Have you ever mused over the possible deep meaning of the choice English names your students chose? Have you ever wondered why your Chinese name sounds really strange when translated into English? Well below is an introduction to some of the more interesting naming practices. 

  1. How many names?: Historically, socially enfranchised individuals could have different names at different stages of their life and stylized versions of them for different uses. Sun Yat-Sen, the founding father of the Chinese Republic, had eight, not including a large number of pseudonyms used while in hiding.
  2. 1, 2, or 3?: In traditional China there was a strong emphasis on having as many children as possible. This led to some pretty large numbers of children that could sometimes be hard to keep track of. Enter the numbers. Using a number after a name indicates the individual’s position in line; in the case of Su Forty-Three, a famous rebel in the Qing dynasty (1644-1911) who seems to be pretty far down the list. A common usage today is referring to oneself relative to one’s brothers and sisters. The third child in a family would be called “old three.”
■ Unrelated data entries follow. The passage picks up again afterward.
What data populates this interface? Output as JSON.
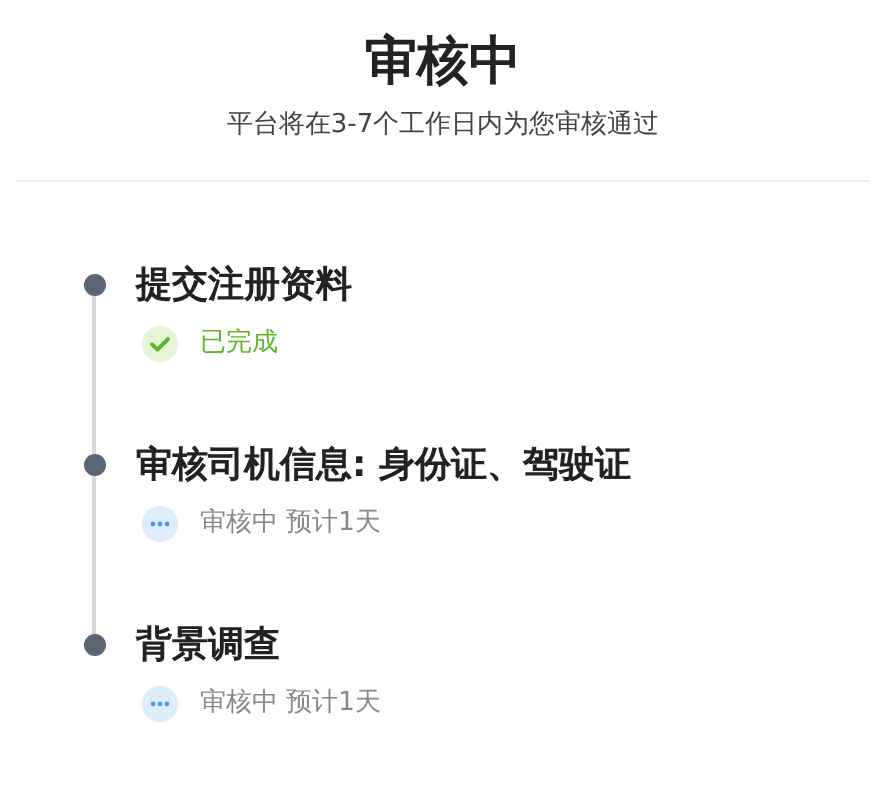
{
  "header": {
    "title": "审核中",
    "subtitle": "平台将在3-7个工作日内为您审核通过"
  },
  "steps": [
    {
      "title": "提交注册资料",
      "kind": "done",
      "status": "已完成"
    },
    {
      "title": "审核司机信息: 身份证、驾驶证",
      "kind": "pending",
      "status": "审核中 预计1天"
    },
    {
      "title": "背景调查",
      "kind": "pending",
      "status": "审核中 预计1天"
    }
  ]
}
  3. You want me to be what?: In China, names express a parents desire for a child or describe characteristics the child may have. In rural settings, embarrassing physical features or associations are common. If a child doesn’t turn out just as the parents wanted, they may keep the name they planned on anyway. A tragic young male character in “The World” by director Jia Zhangke goes by the name “Maiden Number Two” because his parents had hoped that their second child would be a girl.